The afternoon of Sept. 17, 1982, the Terriers held a captains’ practice in the Case Center – i.e., a players-only workout necessitated by NCAA rules that prohibit coaches from overseeing drills at that point in the school year. The Terriers did some conditioning work, then played pickup.
At one point Arturo collided with a teammate while battling for a rebound, and was knocked to the floor. He tried to stand, then fell again as the others rushed to his side.
“You could tell in his eyes,” Brett Brown said, “that something was wrong.”
Teague recalls that Arturo started panting – “really deep, really hard” – as his teammates summoned help.
He was taken to the hospital, to no avail. The cause of death was heart failure, the result of an enlarged heart. He was just 21.

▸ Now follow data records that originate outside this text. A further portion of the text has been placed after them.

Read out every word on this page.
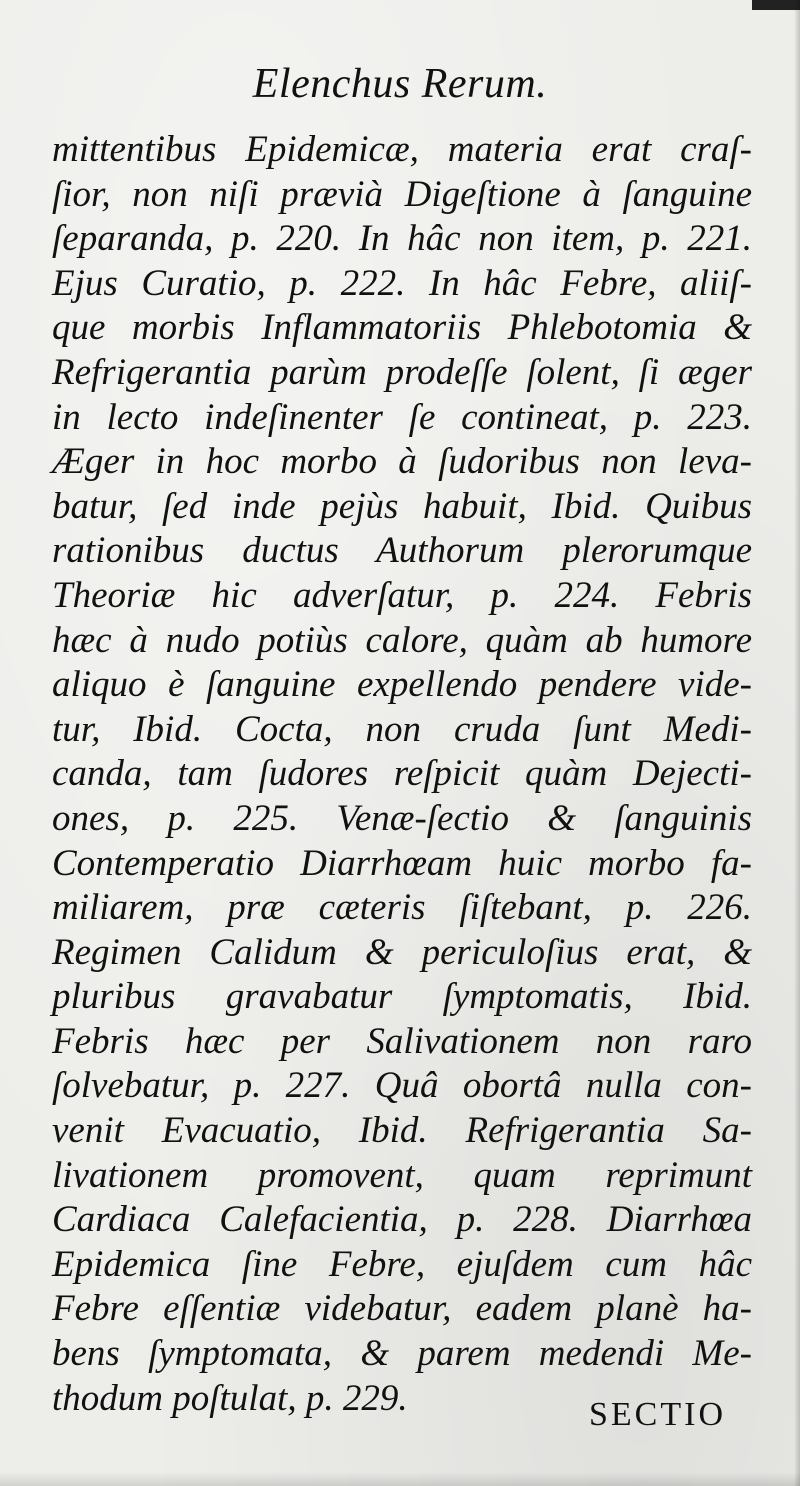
Elenchus Rerum.
mittentibus Epidemicæ, materia erat craſ-
ſior, non niſi prævià Digeſtione à ſanguine
ſeparanda, p. 220. In hâc non item, p. 221.
Ejus Curatio, p. 222. In hâc Febre, aliiſ-
que morbis Inflammatoriis Phlebotomia &
Refrigerantia parùm prodeſſe ſolent, ſi æger
in lecto indeſinenter ſe contineat, p. 223.
Æger in hoc morbo à ſudoribus non leva-
batur, ſed inde pejùs habuit, Ibid. Quibus
rationibus ductus Authorum plerorumque
Theoriæ hic adverſatur, p. 224. Febris
hæc à nudo potiùs calore, quàm ab humore
aliquo è ſanguine expellendo pendere vide-
tur, Ibid. Cocta, non cruda ſunt Medi-
canda, tam ſudores reſpicit quàm Dejecti-
ones, p. 225. Venæ-ſectio & ſanguinis
Contemperatio Diarrhœam huic morbo fa-
miliarem, præ cæteris ſiſtebant, p. 226.
Regimen Calidum & periculoſius erat, &
pluribus gravabatur ſymptomatis, Ibid.
Febris hæc per Salivationem non raro
ſolvebatur, p. 227. Quâ obortâ nulla con-
venit Evacuatio, Ibid. Refrigerantia Sa-
livationem promovent, quam reprimunt
Cardiaca Calefacientia, p. 228. Diarrhœa
Epidemica ſine Febre, ejuſdem cum hâc
Febre eſſentiæ videbatur, eadem planè ha-
bens ſymptomata, & parem medendi Me-
thodum poſtulat, p. 229.	SECTIO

Brett Brown wandered the streets of Boston for hours afterward, trying to make sense of it all.
“That was the first death that I experienced,” he said. “It just changes the way you view the world. The reality of death makes you see things and think about things very differently … The whole experience, obviously, when you’re that young and it’s a teammate, is just very surreal. It bumps you around a lot.”
There was a funeral back in Brooklyn, then a season to play, a season that very much included Arturo.

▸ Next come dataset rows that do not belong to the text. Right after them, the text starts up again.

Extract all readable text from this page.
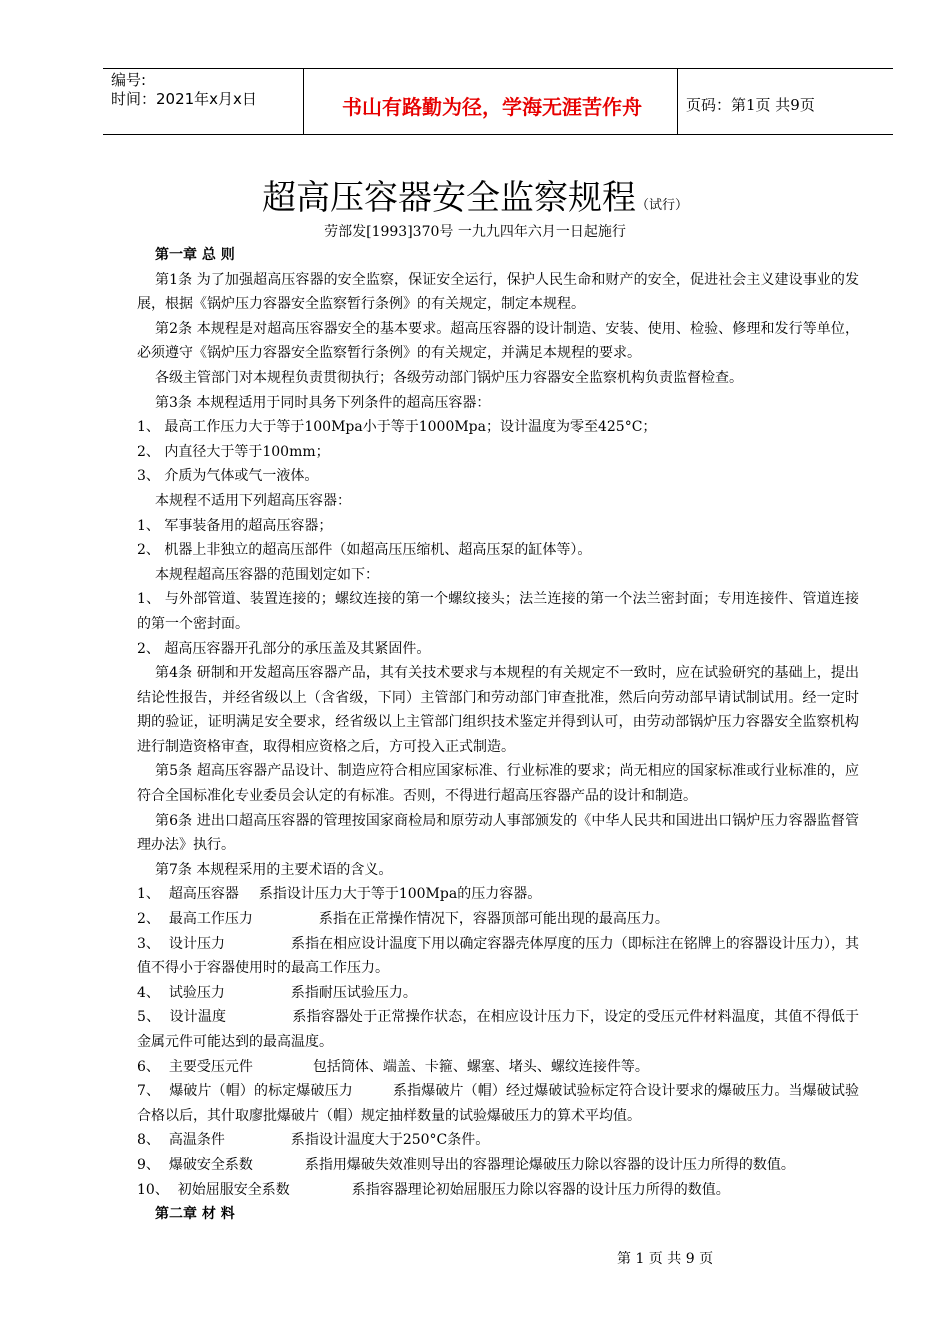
编号:
时间：2021年x月x日	书山有路勤为径，学海无涯苦作舟	页码：第1页 共9页
超高压容器安全监察规程（试行）
劳部发[1993]370号 一九九四年六月一日起施行

第一章 总 则

第1条 为了加强超高压容器的安全监察，保证安全运行，保护人民生命和财产的安全，促进社会主义建设事业的发展，根据《锅炉压力容器安全监察暂行条例》的有关规定，制定本规程。

第2条 本规程是对超高压容器安全的基本要求。超高压容器的设计制造、安装、使用、检验、修理和发行等单位，必须遵守《锅炉压力容器安全监察暂行条例》的有关规定，并满足本规程的要求。

各级主管部门对本规程负责贯彻执行；各级劳动部门锅炉压力容器安全监察机构负责监督检查。

第3条 本规程适用于同时具务下列条件的超高压容器：

1、 最高工作压力大于等于100Mpa小于等于1000Mpa；设计温度为零至425°C；

2、 内直径大于等于100mm；

3、 介质为气体或气一液体。

本规程不适用下列超高压容器：

1、 军事装备用的超高压容器；

2、 机器上非独立的超高压部件（如超高压压缩机、超高压泵的缸体等）。

本规程超高压容器的范围划定如下：

1、 与外部管道、装置连接的；螺纹连接的第一个螺纹接头；法兰连接的第一个法兰密封面；专用连接件、管道连接的第一个密封面。

2、 超高压容器开孔部分的承压盖及其紧固件。

第4条 研制和开发超高压容器产品，其有关技术要求与本规程的有关规定不一致时，应在试验研究的基础上，提出结论性报告，并经省级以上（含省级，下同）主管部门和劳动部门审查批准，然后向劳动部早请试制试用。经一定时期的验证，证明满足安全要求，经省级以上主管部门组织技术鉴定并得到认可，由劳动部锅炉压力容器安全监察机构进行制造资格审查，取得相应资格之后，方可投入正式制造。

第5条 超高压容器产品设计、制造应符合相应国家标准、行业标准的要求；尚无相应的国家标准或行业标准的，应符合全国标准化专业委员会认定的有标准。否则，不得进行超高压容器产品的设计和制造。

第6条 进出口超高压容器的管理按国家商检局和原劳动人事部颁发的《中华人民共和国进出口锅炉压力容器监督管理办法》执行。

第7条 本规程采用的主要术语的含义。

1、 超高压容器 系指设计压力大于等于100Mpa的压力容器。

2、 最高工作压力	系指在正常操作情况下，容器顶部可能出现的最高压力。

3、 设计压力	系指在相应设计温度下用以确定容器壳体厚度的压力（即标注在铭牌上的容器设计压力），其值不得小于容器使用时的最高工作压力。

4、 试验压力	系指耐压试验压力。

5、 设计温度	系指容器处于正常操作状态，在相应设计压力下，设定的受压元件材料温度，其值不得低于金属元件可能达到的最高温度。

6、 主要受压元件	包括筒体、端盖、卡箍、螺塞、堵头、螺纹连接件等。

7、 爆破片（帽）的标定爆破压力	系指爆破片（帽）经过爆破试验标定符合设计要求的爆破压力。当爆破试验合格以后，其什取廖批爆破片（帽）规定抽样数量的试验爆破压力的算术平均值。

8、 高温条件	系指设计温度大于250°C条件。

9、 爆破安全系数	系指用爆破失效准则导出的容器理论爆破压力除以容器的设计压力所得的数值。

10、 初始屈服安全系数	系指容器理论初始屈服压力除以容器的设计压力所得的数值。

第二章 材 料

第 1 页 共 9 页
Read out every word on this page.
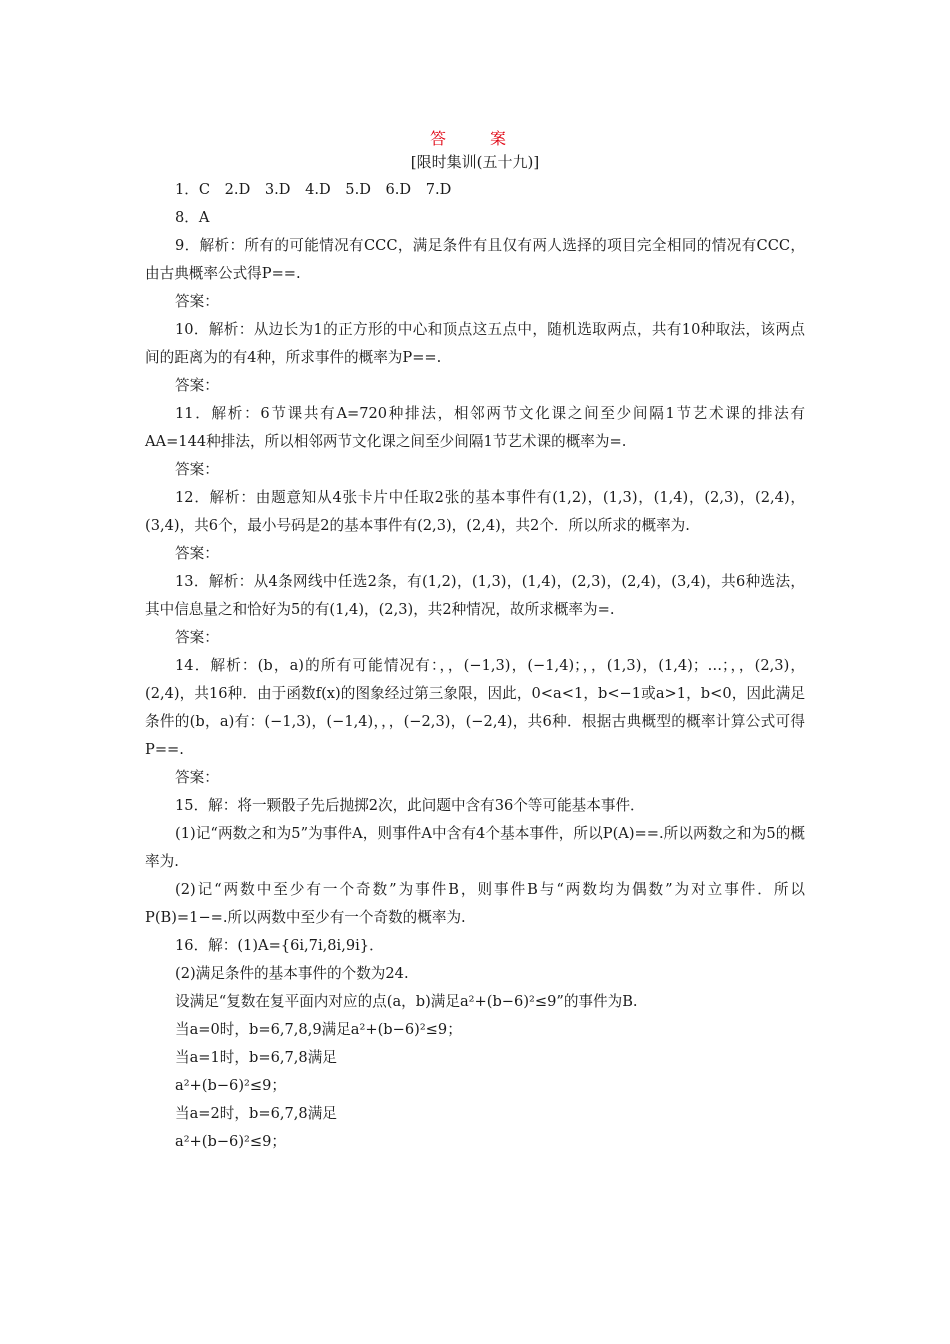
答　案
[限时集训(五十九)]

1．C　2.D　3.D　4.D　5.D　6.D　7.D

8．A

9．解析：所有的可能情况有CCC，满足条件有且仅有两人选择的项目完全相同的情况有CCC，由古典概率公式得P==.

答案：

10．解析：从边长为1的正方形的中心和顶点这五点中，随机选取两点，共有10种取法，该两点间的距离为的有4种，所求事件的概率为P==.

答案：

11．解析：6节课共有A=720种排法，相邻两节文化课之间至少间隔1节艺术课的排法有AA=144种排法，所以相邻两节文化课之间至少间隔1节艺术课的概率为=.

答案：

12．解析：由题意知从4张卡片中任取2张的基本事件有(1,2)，(1,3)，(1,4)，(2,3)，(2,4)，(3,4)，共6个，最小号码是2的基本事件有(2,3)，(2,4)，共2个．所以所求的概率为.

答案：

13．解析：从4条网线中任选2条，有(1,2)，(1,3)，(1,4)，(2,3)，(2,4)，(3,4)，共6种选法，其中信息量之和恰好为5的有(1,4)，(2,3)，共2种情况，故所求概率为=.

答案：

14．解析：(b，a)的所有可能情况有：，，(−1,3)，(−1,4)；，，(1,3)，(1,4)；…；，，(2,3)，(2,4)，共16种．由于函数f(x)的图象经过第三象限，因此，0<a<1，b<−1或a>1，b<0，因此满足条件的(b，a)有：(−1,3)，(−1,4)，，，(−2,3)，(−2,4)，共6种．根据古典概型的概率计算公式可得P==.

答案：

15．解：将一颗骰子先后抛掷2次，此问题中含有36个等可能基本事件．

(1)记“两数之和为5”为事件A，则事件A中含有4个基本事件，所以P(A)==.所以两数之和为5的概率为.

(2)记“两数中至少有一个奇数”为事件B，则事件B与“两数均为偶数”为对立事件．所以P(B)=1−=.所以两数中至少有一个奇数的概率为.

16．解：(1)A={6i,7i,8i,9i}．

(2)满足条件的基本事件的个数为24.

设满足“复数在复平面内对应的点(a，b)满足a²+(b−6)²≤9”的事件为B.

当a=0时，b=6,7,8,9满足a²+(b−6)²≤9；

当a=1时，b=6,7,8满足

a²+(b−6)²≤9；

当a=2时，b=6,7,8满足

a²+(b−6)²≤9；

“We put that out there on the line: ‘This is our brother in the sky. We’re right there with him, and he’s right here with us,'" Teague said. “That was the driving force, no question about that.”
The Terriers wound up going 21-10 and reaching NCAAs for the first time since 1959. And afterward Arturo’s No. 44 was retired, his memory forever retained.
What began as a months-long adventure turned into a 17-year stay. He would meet the woman who would become his wife, and settle on the coaching track, as Teague, Burke and others suspected he would.
Brown started out working under another Hall of Famer, Lindsay Gaze – “the Pete Carril of Australia,” as the Sixers’ boss described him – and, in time, coached the national team in three Olympics. Then it was on to San Antonio, where he was part of Gregg Popovich’s staff for 12 years, a span in which the Spurs won the first four of their five NBA championships.
All in a previous life, though.
The clock continues to tick down. Brown knows that as well as anybody.